The survey has found that support for independence has gradually increased in Scotland since the question was first included. In 1999, the year that the devolved parliament was opened, a mere 27% of respondents chose independence as their preferred option, 59% chose devolution, and 10% did not want any Scottish Parliament at all. In 2010 support for independence had declined to 23%%. That was a period when the Scottish Parliament was still new, there was a Labour government in Westminster, and there was still confidence that Holyrood would be able to do the job that it was created to do, to protect Scotland from the excesses and cruelty of a Westminster Conservative government that Scotland did not vote for. Brexit and the years since 2016 have disabused Scotland of that notion.

Over the course of the past 23 years there has been a sea change in Scottish attitudes about independence and Scotland’s constitutional status. The referendum campaign of 2014 normalised independence and forced even those who oppose it to take it seriously. The Brexit vote of 2016 and the perfidy of the anti-independence parties in the aftermath of the 2014 referendum demonstrated that devolution is toothless when it comes to protecting Scotland from the policies of a British Conservative government that it didn’t vote for. We have learned the hard way that opposing independence is not, as British nationalists like to claim, a means of protecting Scotland from damaging change. Damaging change is happening anyway, but without independence Scotland is subject to decisions made elsewhere, and without the powers to allow it to respond adequately to that change.

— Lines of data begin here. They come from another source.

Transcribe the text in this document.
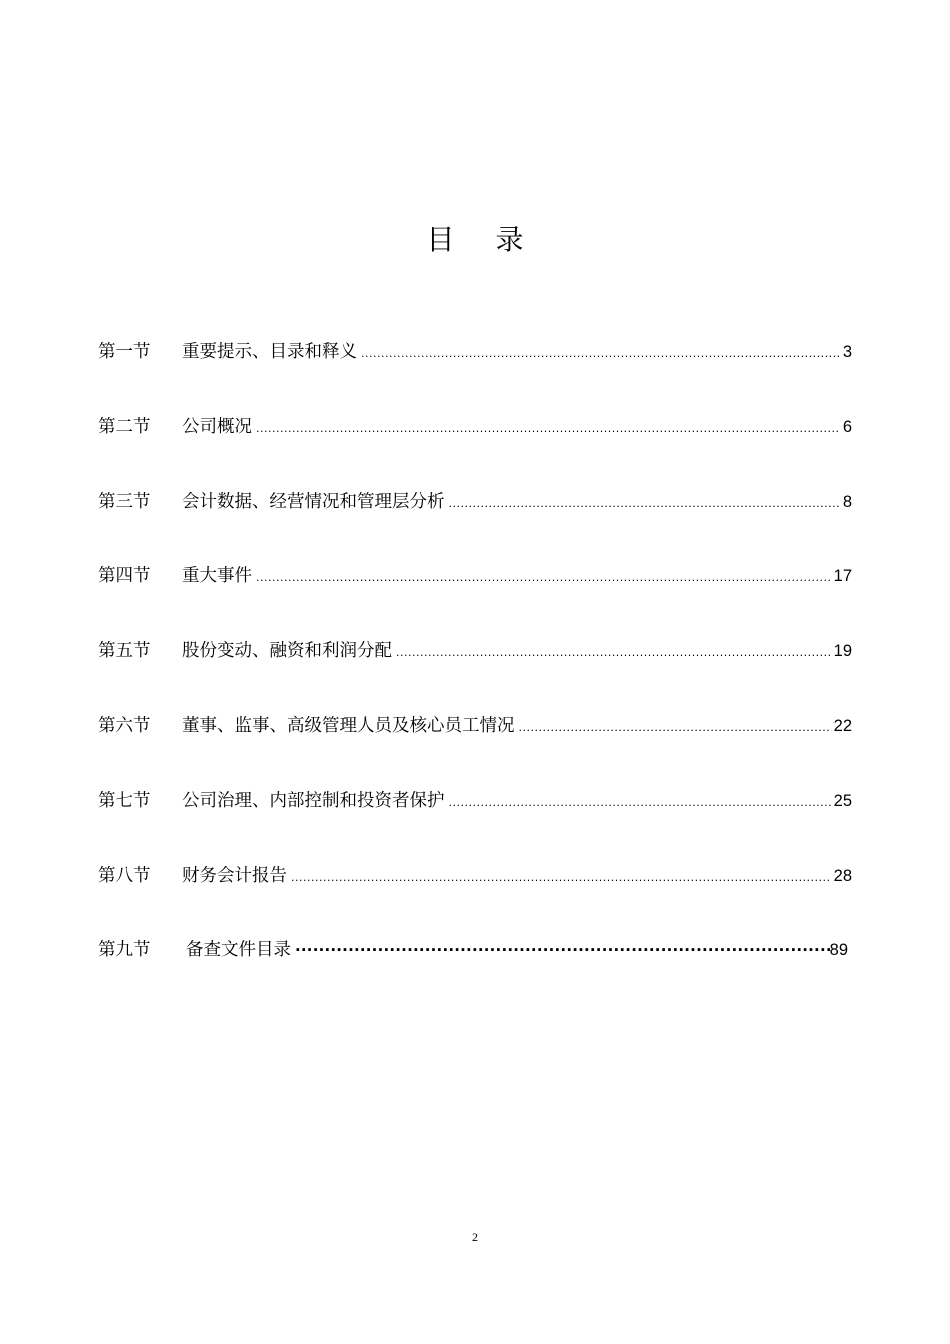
目 录
第一节	重要提示、目录和释义 .....	3
第二节	公司概况 .....	6
第三节	会计数据、经营情况和管理层分析 .....	8
第四节	重大事件 .....	17
第五节	股份变动、融资和利润分配 .....	19
第六节	董事、监事、高级管理人员及核心员工情况 .....	22
第七节	公司治理、内部控制和投资者保护 .....	25
第八节	财务会计报告 .....	28
第九节	备查文件目录 ·····	89
2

Independence is now the preferred option of the majority in Scotland, that’s a finding which would have been incredible back in the 1990s, yet now it scarcely comes as a surprise. Over the years, Scotland has been growing away from the UK, a process which will only gain pace as the right wing reactionaries of the Truss government seek to bend an unwilling Scotland to their will. The trajectory charted by the Scottish Social Attitudes Survey is clear. Scotland is well on the path to support for independence being the settled will of the people of Scotland.